Along with his tax and spending increases, President Joe Biden has imposed a massive regulatory burden on the economy. According to one report, the Biden administration has imposed $470 billion in regulatory costs through as many as 800 new rules, burying the private economy in new regulations and red tape.

While independent regulators are supposed to be nonpartisan and impartial, the Biden administration has filled the government with extreme regulators committed to attacking the private sector and promoting an extreme partisan agenda.

The prime example of an extreme regulator is Federal Trade Commission Chairwoman Lina Khan, who has established a pattern of regulatory zeal, attacking free markets and abusing her power. She has launched dozens of lawsuits, investigations, and regulatory actions against America’s most successful companies.

Her most recent extreme regulatory overreach is her effort to block private equity investment in healthcare and to block private equity from testifying about it.

The FTC recently hosted a virtual public workshop on private equity in healthcare. The commission said it held the event because it had “growing concerns” about the “harmful effects” of private equity investments in the healthcare sector.

The private equity industry has a great story to tell, and it should have been invited to testify at the FTC event. Private equity has been a major source of private capital supporting hospital systems, outpatient clinics, pharmaceutical manufacturing, medical device innovation, and other life-saving initiatives. The industry has raised nearly $73 billion to improve healthcare in America and could have provided the FTC with a compelling report.

But instead of getting insights from the industry, the FTC only heard from a totally one-sided list of speakers who were highly critical of private equity. Although the FTC says it requests feedback from the public on all agency initiatives, it did not allow a single speaker who could discuss the positive benefits of private equity in the healthcare industry. Instead, the public workshop was stacked against the private sector, with speeches from four partisan Biden administration officials and two panels of academics and other critics of private equity investments.
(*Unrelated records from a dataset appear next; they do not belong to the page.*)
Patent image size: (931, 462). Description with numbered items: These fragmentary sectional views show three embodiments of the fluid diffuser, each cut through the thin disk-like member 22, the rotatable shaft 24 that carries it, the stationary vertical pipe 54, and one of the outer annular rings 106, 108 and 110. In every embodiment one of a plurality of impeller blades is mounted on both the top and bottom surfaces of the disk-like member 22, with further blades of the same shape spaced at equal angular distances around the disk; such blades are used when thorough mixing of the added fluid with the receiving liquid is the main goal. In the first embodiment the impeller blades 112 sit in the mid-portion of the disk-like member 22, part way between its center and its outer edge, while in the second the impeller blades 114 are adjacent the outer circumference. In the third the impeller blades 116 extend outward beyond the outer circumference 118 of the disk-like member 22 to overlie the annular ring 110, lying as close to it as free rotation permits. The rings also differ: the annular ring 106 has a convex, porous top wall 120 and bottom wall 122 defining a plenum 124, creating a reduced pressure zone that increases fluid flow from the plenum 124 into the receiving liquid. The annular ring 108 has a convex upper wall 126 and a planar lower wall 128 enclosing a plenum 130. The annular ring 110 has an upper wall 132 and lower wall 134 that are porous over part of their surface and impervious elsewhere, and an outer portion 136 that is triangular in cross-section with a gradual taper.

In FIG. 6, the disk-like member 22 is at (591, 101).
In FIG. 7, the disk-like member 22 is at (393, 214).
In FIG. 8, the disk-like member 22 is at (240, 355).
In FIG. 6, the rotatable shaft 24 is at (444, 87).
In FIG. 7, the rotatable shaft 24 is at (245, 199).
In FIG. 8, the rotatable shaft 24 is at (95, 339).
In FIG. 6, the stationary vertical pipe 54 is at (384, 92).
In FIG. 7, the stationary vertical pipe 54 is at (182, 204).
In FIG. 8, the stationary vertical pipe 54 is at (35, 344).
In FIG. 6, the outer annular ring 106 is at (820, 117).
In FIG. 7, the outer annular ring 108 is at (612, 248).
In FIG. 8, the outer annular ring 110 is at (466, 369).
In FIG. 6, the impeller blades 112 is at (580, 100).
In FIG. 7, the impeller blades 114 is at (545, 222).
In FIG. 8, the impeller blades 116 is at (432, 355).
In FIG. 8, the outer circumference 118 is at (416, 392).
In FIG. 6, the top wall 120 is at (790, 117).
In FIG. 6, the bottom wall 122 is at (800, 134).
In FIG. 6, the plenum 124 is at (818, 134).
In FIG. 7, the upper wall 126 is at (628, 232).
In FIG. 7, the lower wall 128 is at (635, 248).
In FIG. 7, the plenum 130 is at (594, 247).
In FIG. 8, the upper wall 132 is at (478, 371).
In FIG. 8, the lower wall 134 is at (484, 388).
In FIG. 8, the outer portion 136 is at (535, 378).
Khan opened the event by declaring the commission was going to “take on corporate profiteering in healthcare” and announced a new government investigation into the “impact of corporate greed in healthcare.” Khan’s unfair and extreme attack on the private equity industry totally ignores the work the industry has done to support quality, affordable healthcare in the United States and to finance the development of new innovations.


One example is the role private equity has played in the development of the medical devices industry, one of the most successful industries in the world. Private equity has invested more than $125 billion in more than 870 medical device manufacturers in the past decade, supporting the development of innovative, life-changing devices that have improved patients’ treatment and care and saved countless lives.

These are the kind of stories that Khan does not want to hear, stories that show that private equity investments are, in fact, improving healthcare in America. Congress needs to use its oversight authority to curb this type of extreme regulatory overreach and attacks on America’s private economy.

Bruce Thompson was a Senate aide, an assistant secretary of Treasury for legislative affairs, and the director of government relations for Merrill Lynch for 22 years.